Daemon Sets

In this article we will be taking a look at Daemon Sets in Kubernetes.

So far we have learned how to deploy various pods on different nodes in a cluster. With the help of replica sets and deployments we made sure multiple copies of our application are made available across various different worker nodes.

Daemon set are like replica sets, as in it helps you deploy multiple instances of pod. But it runs one copy of your pod on each node in your cluster.

Whenever a new node is added to the cluster a replica of the pod is automatically added to that node and when a node is removed the pod is automatically removed.

The demon set ensures that one copy of the pod is always present in all nodes in the cluster.

So what are some use cases of Daemon Sets?

Say you would like to deploy a monitoring agent or log collector on each of your nodes in the cluster so you can monitor your cluster better.

Demon Set is perfect for that, as it can deploy your monitoring agent in the form of a pod in all the nodes in your cluster. Then, you don’t have to worry about adding/removing monitoring agents from these nodes when there are changes in your cluster.
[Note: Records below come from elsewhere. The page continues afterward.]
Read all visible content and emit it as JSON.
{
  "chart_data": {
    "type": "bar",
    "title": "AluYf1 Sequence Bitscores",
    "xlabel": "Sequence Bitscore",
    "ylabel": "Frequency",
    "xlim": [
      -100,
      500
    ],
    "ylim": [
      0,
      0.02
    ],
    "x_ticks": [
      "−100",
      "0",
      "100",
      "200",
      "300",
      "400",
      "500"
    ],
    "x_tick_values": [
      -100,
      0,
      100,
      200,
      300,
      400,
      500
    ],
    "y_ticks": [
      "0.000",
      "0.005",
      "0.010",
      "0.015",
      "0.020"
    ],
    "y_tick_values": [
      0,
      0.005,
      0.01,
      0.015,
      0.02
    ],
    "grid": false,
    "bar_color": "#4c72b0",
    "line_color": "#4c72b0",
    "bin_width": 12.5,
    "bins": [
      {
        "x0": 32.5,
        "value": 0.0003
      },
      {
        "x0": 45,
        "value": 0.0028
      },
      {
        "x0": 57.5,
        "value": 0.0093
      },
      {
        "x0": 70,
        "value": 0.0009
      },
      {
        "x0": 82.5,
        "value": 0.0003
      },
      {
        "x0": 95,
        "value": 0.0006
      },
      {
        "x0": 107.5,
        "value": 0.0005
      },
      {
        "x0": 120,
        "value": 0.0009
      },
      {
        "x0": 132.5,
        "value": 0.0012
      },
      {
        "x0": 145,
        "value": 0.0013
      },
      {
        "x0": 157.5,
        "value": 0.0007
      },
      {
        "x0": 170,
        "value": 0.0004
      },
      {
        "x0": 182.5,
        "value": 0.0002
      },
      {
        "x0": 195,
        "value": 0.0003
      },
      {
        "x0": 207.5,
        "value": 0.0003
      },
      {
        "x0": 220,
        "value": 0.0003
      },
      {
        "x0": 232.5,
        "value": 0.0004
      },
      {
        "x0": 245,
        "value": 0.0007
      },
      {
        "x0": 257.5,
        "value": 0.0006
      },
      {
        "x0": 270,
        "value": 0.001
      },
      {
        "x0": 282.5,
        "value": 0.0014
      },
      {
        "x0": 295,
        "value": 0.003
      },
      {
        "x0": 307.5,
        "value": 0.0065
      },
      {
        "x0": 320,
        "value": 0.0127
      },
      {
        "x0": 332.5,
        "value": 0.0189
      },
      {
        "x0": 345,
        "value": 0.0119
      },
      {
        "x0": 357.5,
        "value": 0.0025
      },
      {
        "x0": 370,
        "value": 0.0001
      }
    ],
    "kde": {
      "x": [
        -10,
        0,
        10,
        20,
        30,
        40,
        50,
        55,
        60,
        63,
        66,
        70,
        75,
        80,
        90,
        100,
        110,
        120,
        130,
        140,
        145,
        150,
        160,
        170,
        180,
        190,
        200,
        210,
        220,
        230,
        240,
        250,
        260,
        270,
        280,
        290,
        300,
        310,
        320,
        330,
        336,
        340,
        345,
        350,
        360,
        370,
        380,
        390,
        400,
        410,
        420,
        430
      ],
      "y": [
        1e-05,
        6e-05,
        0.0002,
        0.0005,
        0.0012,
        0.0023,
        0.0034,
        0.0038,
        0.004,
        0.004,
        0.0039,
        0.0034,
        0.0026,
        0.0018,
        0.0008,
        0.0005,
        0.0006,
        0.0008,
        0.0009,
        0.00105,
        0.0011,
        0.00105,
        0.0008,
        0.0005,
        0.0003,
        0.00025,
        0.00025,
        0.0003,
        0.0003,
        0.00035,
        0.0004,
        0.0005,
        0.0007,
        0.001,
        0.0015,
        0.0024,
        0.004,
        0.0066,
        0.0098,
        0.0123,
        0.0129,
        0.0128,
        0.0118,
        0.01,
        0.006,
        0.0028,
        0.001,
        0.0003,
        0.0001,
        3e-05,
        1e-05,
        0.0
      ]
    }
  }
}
While discussing the kubernetes architecture we learned that one of the worker node components that is required on every node in the cluster is a kube-proxy.

That is one good use case of daemon Sets. The kubeproxy component can be deployed as a daemon set in the cluster.

Another use case is for networking. Networking solutions like weave-net requires an agent to be deployed on each node in the cluster.

We will expand on networking in much more detail later in another post but I just wanted to point it out for now.

Creating Daemon Sets

Creating a DaemonSet is similar to the ReplicaSet creation process.

replicaset-definition.yaml

apiVersion: apps/v1
kind: ReplicaSet
metadata:
    name: montoring-daemon
spec:
    selector:
        matchLabels:
            app: monitoring-daemon
    template:
        metadata:
            labels:
                app: monitoring-agent
        spec:
            containers:
            - name: monitoring-agent
              image: monitoring-agent

It has nested pod specification under the template section and selectors to link the daemon set to the PODs.

A daemonSet definition file has a similar structure:

daemon-set-definition.yaml

apiVersion: apps/v1
kind: DaemonSet
metadata:
    name: montoring-daemon
spec:
    selector:
        matchLabels:
            app: monitoring-daemon
    template:
        metadata:
            labels:
                app: monitoring-agent
        spec:
            containers:
            - name: monitoring-agent
              image: monitoring-agent

It's almost exactly like ReplicaSet definition except that the kind is a DaemonSet.Ensure the labels in the selector matches the ones in the pod template.

Create DaemonSet Using kubectl command

kubectl create -f daemon-set-definition.yaml

Get DaemonSet

kubectl get daemonsets

Describe a Daemon Set

kubectl describe daemonset monitoring-daemon

How does a Daemon Set Work?

  • How does it schedule pods on each node?
  • How does it ensure that every node has a pod?

If you were asked to schedule a pod on each node in the cluster how would you do it?

In one of the previous articles in this series. I discussed that we could set the nodeName property on the pod to bypass the scheduler and get the pod placed on a node directly. So that’s one approach. On each pod, set the nodeName property in its specification before it is created and when they are created, they automatically land on the respective nodes. That’s how it used to be until kubernetes version v1.12.

From v1.12 onwards the Daemon Set uses the default scheduler and node affinity rules that we learned in the previous posts to schedule pods on nodes.